X-47B Accomplishes First Unmanned Aerial Refueling Mission

 - April 22, 2015, 4:05 PM
The X-47B completes the first autonomous refueling of an unmanned aircraft on April 22 over Chesapeake Bay. (Photo: U.S. Navy)

The U.S. Navy’s Northrop Grumman X-47B ended its run as a demonstrator on April 22 by completing the first autonomous aerial refueling of an unmanned aircraft. The tailless, fighter-sized drone received two tons of fuel from an Omega Aerial Refueling Services Boeing K-707 tanker, the Naval Air Systems Command (Navair) announced.

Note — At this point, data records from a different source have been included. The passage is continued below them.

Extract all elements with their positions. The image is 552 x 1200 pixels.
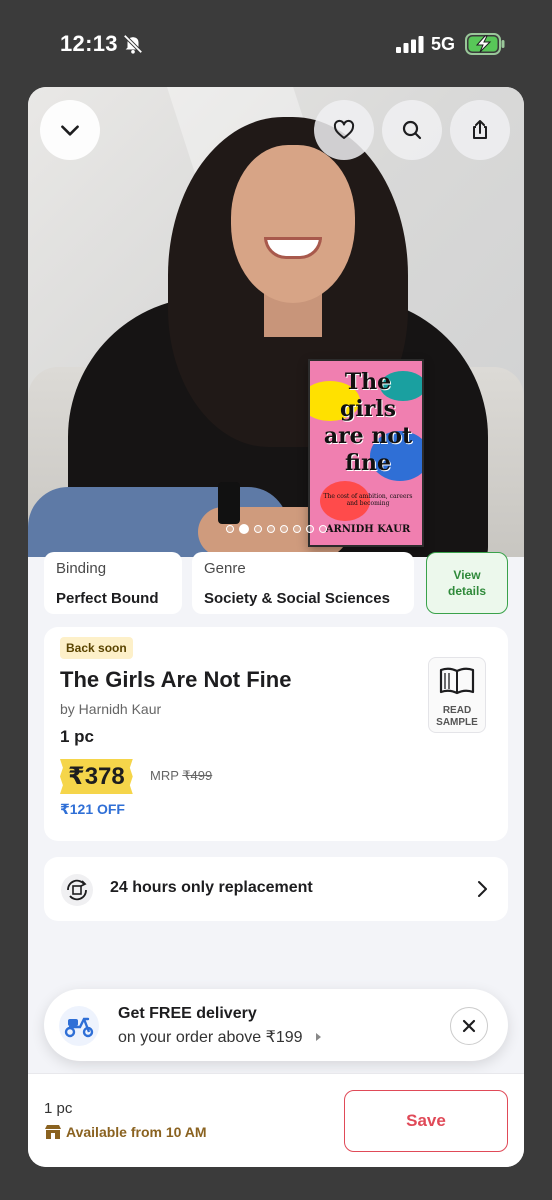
product-author: by Harnidh Kaur (60, 701, 162, 717)
free-delivery-banner[interactable]: Get FREE delivery on your order above ₹1… (44, 989, 508, 1061)
carousel-dot[interactable] (267, 525, 275, 533)
discount-label: ₹121 OFF (60, 801, 125, 817)
product-image-carousel[interactable]: The girls are not fine The cost of ambit… (28, 87, 524, 557)
carousel-dot[interactable] (280, 525, 288, 533)
status-bar: 12:13 5G (0, 0, 552, 88)
replacement-policy-row[interactable]: 24 hours only replacement (44, 857, 508, 921)
replacement-box-icon (61, 874, 93, 906)
status-time: 12:13 (60, 31, 118, 56)
chevron-down-icon (61, 125, 79, 136)
search-button[interactable] (382, 100, 442, 160)
store-icon (45, 1125, 61, 1139)
binding-attribute: Binding Perfect Bound (44, 552, 182, 614)
bell-muted-icon (123, 34, 143, 54)
book-cover-title: The girls are not fine (323, 369, 413, 476)
product-sheet: The girls are not fine The cost of ambit… (28, 87, 524, 1167)
wishlist-button[interactable] (314, 100, 374, 160)
view-details-button[interactable]: View details (426, 552, 508, 614)
stock-badge: Back soon (60, 637, 133, 659)
availability-label: Available from 10 AM (44, 1124, 207, 1140)
product-price: ₹378 (60, 759, 133, 794)
close-icon (462, 1019, 476, 1033)
product-title: The Girls Are Not Fine (60, 667, 292, 692)
carousel-dot[interactable] (319, 525, 327, 533)
collapse-button[interactable] (40, 100, 100, 160)
product-info-card: Back soon The Girls Are Not Fine by Harn… (44, 627, 508, 841)
bottom-quantity: 1 pc (44, 1100, 73, 1117)
carousel-dot[interactable] (239, 524, 249, 534)
heart-icon (333, 119, 355, 139)
carousel-dot[interactable] (254, 525, 262, 533)
author-photo-face (231, 145, 355, 303)
scooter-icon (59, 1006, 99, 1046)
signal-icon (396, 36, 424, 53)
battery-charging-icon (465, 33, 505, 55)
genre-attribute: Genre Society & Social Sciences (192, 552, 414, 614)
caret-right-icon (315, 1033, 321, 1041)
close-banner-button[interactable] (450, 1007, 488, 1045)
chevron-right-icon (478, 881, 487, 897)
carousel-indicator[interactable] (226, 524, 327, 534)
search-icon (402, 120, 422, 140)
open-book-icon (439, 667, 475, 695)
bottom-action-bar: 1 pc Available from 10 AM Save (28, 1073, 524, 1167)
share-icon (473, 120, 487, 139)
book-cover: The girls are not fine The cost of ambit… (308, 359, 424, 547)
product-mrp: MRP ₹499 (150, 768, 213, 783)
share-button[interactable] (450, 100, 510, 160)
read-sample-button[interactable]: READ SAMPLE (428, 657, 486, 733)
product-quantity: 1 pc (60, 727, 95, 746)
network-type: 5G (431, 34, 456, 54)
carousel-dot[interactable] (293, 525, 301, 533)
carousel-dot[interactable] (226, 525, 234, 533)
carousel-dot[interactable] (306, 525, 314, 533)
save-button[interactable]: Save (344, 1090, 508, 1152)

“What we accomplished today demonstrates a significant, groundbreaking step forward for the Navy,” said Capt. Beau Duarte, the service’s unmanned carrier aviation program manager. “The ability to autonomously transfer and receive fuel in flight will increase the range and flexibility of future unmanned aircraft platforms, ultimately extending carrier power projection.”

During the test off the coast of Maryland and Virginia, the X-47B “exchanged refueling messages” with a refueling interface system on the tanker, Navair said. The drone autonomously maneuvered its fixed refueling probe into the tanker’s trailing drogue, or basket. After receiving more than 4,000 pounds of fuel, it safely disconnected from the tanker.

The X-47B first engaged the refueling drogue of an Omega K-707 on April 15 while preparing for the fuel transfer test.

Aerial refueling was the final test objective of the unmanned combat air system demonstrator, or UCAS-D, program, a contract awarded to Northrop Grumman in August 2007. Pratt & Whitney supplied the aircraft’s F100-220U turbofan engine.

AV-1, the first of two air vehicles Northrop Grumman built, made its first flight at Edwards Air Force Base, Calif., on Feb. 4, 2011, with AV-2 following that November. The AV-1 aircraft performed the first carrier-based catapult launch from the USS George H.W. Bush on May 14, 2013, and first carrier-based arrested landing at sea on July 10 that year.

The Navy has said it will retire the two air vehicles by providing them to museums or storing them at the “boneyard” of Davis-Monthan Air Force Base in Arizona. The service’s next program is to build an unmanned carrier-launched surveillance and strike (Uclass) platform. Contractors Lockheed Martin, Northrop Grumman, Boeing and General Atomics are developing Uclass concepts in advance of an expected Navy request for proposals for the program’s air vehicle component in Fiscal Year 2016.